The total volume is found out as the right triangle is rotating for one revolution, i.e., by rotating through an angle from $\sf{0}$ to $\sf{2\pi.}$

$\displaystyle\longrightarrow\sf{V=\int\limits_0^{2\pi}\dfrac{1}{6}\,r^2h\ d\theta}$

$\displaystyle\longrightarrow\sf{V=\dfrac{1}{6}\,r^2h\big[\theta\big]_0^{2\pi}}$

$\displaystyle\longrightarrow\sf{\underline{\underline{V=\dfrac{1}{3}\pi r^2h}}}$

So this is the volume of a right circular cone!

Let $\sf{BC=BD=l}$ be the slant height of the cone which is perpendicular to $\sf{dx.}$ So the area of the slanted triangle (ΔBCD in the fig.) is,

$\displaystyle\longrightarrow\sf{dA_c=\dfrac{1}{2}\,l\ dx}$

From (1),

$\displaystyle\longrightarrow\sf{dA_c=\dfrac{1}{2}\,rl\ d\theta}$

So the total curved surface area of the cone is,

$\displaystyle\longrightarrow\sf{A_c=\int\limits_0^{2\pi}\dfrac{1}{2}\,rl\ d\theta}$

$\displaystyle\longrightarrow\sf{A_c=\dfrac{1}{2}\,rl\big[\theta\big]_0^{2\pi}}$

$\displaystyle\longrightarrow\sf{\underline{\underline{A_c=\pi rl}}}$

So this is the curved surface area of a right circular cone!

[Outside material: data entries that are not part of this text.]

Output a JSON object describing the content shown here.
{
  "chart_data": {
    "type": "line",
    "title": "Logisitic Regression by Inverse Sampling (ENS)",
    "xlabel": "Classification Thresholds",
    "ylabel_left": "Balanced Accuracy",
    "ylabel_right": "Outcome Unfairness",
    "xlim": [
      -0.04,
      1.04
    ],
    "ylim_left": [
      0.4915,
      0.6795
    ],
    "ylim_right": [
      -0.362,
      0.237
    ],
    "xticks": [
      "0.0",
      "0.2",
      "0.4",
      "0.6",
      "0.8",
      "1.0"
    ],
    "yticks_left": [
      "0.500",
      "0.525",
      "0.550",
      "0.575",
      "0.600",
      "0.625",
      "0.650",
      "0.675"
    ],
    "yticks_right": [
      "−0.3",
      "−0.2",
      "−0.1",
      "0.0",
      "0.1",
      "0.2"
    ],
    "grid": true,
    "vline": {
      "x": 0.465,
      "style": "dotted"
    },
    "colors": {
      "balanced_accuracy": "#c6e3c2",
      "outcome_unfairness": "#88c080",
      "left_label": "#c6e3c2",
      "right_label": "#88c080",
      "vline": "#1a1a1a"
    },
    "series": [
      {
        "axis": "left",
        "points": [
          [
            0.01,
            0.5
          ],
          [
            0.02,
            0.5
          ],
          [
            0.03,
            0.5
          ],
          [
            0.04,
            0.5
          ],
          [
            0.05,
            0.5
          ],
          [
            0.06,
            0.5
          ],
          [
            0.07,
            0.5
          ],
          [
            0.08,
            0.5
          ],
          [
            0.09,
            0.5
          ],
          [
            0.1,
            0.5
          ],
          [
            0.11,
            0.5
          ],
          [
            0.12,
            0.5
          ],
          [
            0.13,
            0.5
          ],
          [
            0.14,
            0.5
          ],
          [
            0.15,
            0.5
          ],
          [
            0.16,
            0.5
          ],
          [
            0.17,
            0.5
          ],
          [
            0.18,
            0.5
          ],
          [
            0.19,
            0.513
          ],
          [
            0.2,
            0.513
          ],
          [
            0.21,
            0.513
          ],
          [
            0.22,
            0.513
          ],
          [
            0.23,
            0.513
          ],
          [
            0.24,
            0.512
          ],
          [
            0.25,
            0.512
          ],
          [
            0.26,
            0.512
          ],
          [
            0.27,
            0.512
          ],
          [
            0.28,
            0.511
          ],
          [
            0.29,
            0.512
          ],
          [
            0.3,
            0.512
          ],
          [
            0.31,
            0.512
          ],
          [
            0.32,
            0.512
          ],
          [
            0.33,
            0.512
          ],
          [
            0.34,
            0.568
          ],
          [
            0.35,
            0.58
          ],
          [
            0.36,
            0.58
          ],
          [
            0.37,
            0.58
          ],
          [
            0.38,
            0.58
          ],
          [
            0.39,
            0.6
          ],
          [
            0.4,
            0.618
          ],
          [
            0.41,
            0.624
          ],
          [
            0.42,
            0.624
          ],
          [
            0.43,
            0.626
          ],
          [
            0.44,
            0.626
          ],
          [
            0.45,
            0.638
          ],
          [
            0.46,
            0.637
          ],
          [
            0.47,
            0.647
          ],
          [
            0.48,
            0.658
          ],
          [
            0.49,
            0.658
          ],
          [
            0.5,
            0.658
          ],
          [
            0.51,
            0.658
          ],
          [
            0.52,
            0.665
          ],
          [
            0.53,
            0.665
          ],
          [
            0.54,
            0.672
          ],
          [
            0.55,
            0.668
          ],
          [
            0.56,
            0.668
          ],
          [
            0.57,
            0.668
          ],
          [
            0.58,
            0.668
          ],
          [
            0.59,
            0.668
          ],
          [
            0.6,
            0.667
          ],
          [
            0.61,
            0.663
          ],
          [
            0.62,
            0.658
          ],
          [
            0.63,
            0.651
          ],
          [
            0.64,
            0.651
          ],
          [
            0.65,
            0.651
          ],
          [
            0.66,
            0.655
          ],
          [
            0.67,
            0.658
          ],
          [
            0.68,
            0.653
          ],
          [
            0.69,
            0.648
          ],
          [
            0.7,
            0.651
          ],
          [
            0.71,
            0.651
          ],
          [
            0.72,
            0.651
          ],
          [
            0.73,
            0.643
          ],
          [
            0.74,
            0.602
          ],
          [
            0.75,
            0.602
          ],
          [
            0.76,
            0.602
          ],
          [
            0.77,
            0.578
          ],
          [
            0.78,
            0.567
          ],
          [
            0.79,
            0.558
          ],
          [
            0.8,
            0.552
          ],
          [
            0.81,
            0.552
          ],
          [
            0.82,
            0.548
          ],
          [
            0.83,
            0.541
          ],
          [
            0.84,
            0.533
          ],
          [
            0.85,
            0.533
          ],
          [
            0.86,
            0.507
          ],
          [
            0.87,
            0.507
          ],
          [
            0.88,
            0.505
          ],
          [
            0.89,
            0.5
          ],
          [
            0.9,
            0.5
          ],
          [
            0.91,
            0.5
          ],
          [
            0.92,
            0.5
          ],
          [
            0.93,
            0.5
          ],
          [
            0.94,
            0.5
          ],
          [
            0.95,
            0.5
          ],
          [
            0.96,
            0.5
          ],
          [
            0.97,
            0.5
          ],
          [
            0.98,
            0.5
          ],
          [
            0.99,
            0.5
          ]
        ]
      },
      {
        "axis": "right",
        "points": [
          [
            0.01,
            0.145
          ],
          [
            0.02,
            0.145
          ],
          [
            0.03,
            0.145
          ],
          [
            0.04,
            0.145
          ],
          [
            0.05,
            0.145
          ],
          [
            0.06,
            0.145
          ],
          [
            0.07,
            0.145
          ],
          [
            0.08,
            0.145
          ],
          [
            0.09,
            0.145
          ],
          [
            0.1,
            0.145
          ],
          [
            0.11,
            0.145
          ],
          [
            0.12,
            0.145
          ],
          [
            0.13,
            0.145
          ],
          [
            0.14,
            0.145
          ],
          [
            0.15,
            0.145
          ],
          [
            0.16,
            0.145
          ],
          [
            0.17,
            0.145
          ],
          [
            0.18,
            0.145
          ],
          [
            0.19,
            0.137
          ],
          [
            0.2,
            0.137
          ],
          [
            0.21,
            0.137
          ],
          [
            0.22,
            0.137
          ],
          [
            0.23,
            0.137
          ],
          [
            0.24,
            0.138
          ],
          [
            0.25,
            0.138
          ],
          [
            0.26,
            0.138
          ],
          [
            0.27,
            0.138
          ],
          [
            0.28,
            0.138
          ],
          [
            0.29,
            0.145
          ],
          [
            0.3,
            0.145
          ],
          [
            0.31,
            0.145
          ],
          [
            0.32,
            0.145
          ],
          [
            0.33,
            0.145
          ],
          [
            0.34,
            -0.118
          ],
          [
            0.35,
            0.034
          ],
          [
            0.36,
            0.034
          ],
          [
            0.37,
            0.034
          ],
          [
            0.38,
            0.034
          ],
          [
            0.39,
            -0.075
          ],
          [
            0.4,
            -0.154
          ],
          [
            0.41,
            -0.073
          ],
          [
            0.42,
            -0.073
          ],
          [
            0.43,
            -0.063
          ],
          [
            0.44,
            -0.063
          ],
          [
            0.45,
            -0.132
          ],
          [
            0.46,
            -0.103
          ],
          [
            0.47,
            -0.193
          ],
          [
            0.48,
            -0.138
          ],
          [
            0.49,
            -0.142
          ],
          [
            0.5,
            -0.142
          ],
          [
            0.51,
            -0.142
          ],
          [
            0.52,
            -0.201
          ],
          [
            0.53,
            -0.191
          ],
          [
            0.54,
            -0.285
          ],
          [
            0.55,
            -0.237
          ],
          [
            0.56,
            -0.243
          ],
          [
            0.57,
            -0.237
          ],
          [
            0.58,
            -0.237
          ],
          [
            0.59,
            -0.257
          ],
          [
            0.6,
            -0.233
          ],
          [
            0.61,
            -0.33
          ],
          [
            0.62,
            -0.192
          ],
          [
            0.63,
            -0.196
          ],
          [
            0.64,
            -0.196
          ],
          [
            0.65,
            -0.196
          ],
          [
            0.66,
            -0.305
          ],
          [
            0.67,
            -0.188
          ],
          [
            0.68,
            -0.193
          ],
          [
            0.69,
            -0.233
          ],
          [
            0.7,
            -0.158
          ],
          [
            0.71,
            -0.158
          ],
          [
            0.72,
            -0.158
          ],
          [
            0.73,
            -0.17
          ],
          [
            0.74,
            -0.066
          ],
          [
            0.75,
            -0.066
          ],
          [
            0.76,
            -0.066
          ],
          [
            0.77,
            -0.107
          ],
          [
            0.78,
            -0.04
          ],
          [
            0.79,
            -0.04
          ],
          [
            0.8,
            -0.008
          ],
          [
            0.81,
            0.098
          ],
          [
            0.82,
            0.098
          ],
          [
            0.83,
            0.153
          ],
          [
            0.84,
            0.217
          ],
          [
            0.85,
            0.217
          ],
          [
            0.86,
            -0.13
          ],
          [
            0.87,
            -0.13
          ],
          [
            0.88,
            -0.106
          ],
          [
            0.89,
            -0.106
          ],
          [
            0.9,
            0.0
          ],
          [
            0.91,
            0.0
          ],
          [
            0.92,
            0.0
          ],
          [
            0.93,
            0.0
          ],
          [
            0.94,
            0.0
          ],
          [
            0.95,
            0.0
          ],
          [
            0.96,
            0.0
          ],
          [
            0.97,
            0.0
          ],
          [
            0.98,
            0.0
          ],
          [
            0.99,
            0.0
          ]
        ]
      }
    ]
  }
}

The area of the ΔACD of base r with altitude $\sf{dx}$ is,

$\displaystyle\longrightarrow\sf{dA_b=\dfrac{1}{2}\,r\ dx}$

From (1),

$\displaystyle\longrightarrow\sf{dA_b=\dfrac{1}{2}\,r^2\ d\theta}$

because CD is perpendicular to AC even it's an arc, since an infinitesimally small arc can be considered as a straight line.

Hence the total area of the base circle is,

$\displaystyle\longrightarrow\sf{A_b=\int\limits_0^{2\pi}\dfrac{1}{2}\,r^2\ d\theta}$

$\displaystyle\longrightarrow\sf{A_b=\dfrac{1}{2}\,r^2\big[\theta\big]_0^{2\pi}}$

$\displaystyle\longrightarrow\sf{\underline{\underline{A_b=\pi r^2}}}$

So this is the base area of a right circular cone, or simply the area of a circle!

And the total surface area of the cone is,

$\displaystyle\longrightarrow\sf{A=A_b+A_c}$

$\displaystyle\longrightarrow\sf{A=\pi r^2+\pi rl}$

$\displaystyle\longrightarrow\sf{\underline{\underline{A=\pi r\left(r+l\right)}}}$

So this is the total surface area of a right circular cone!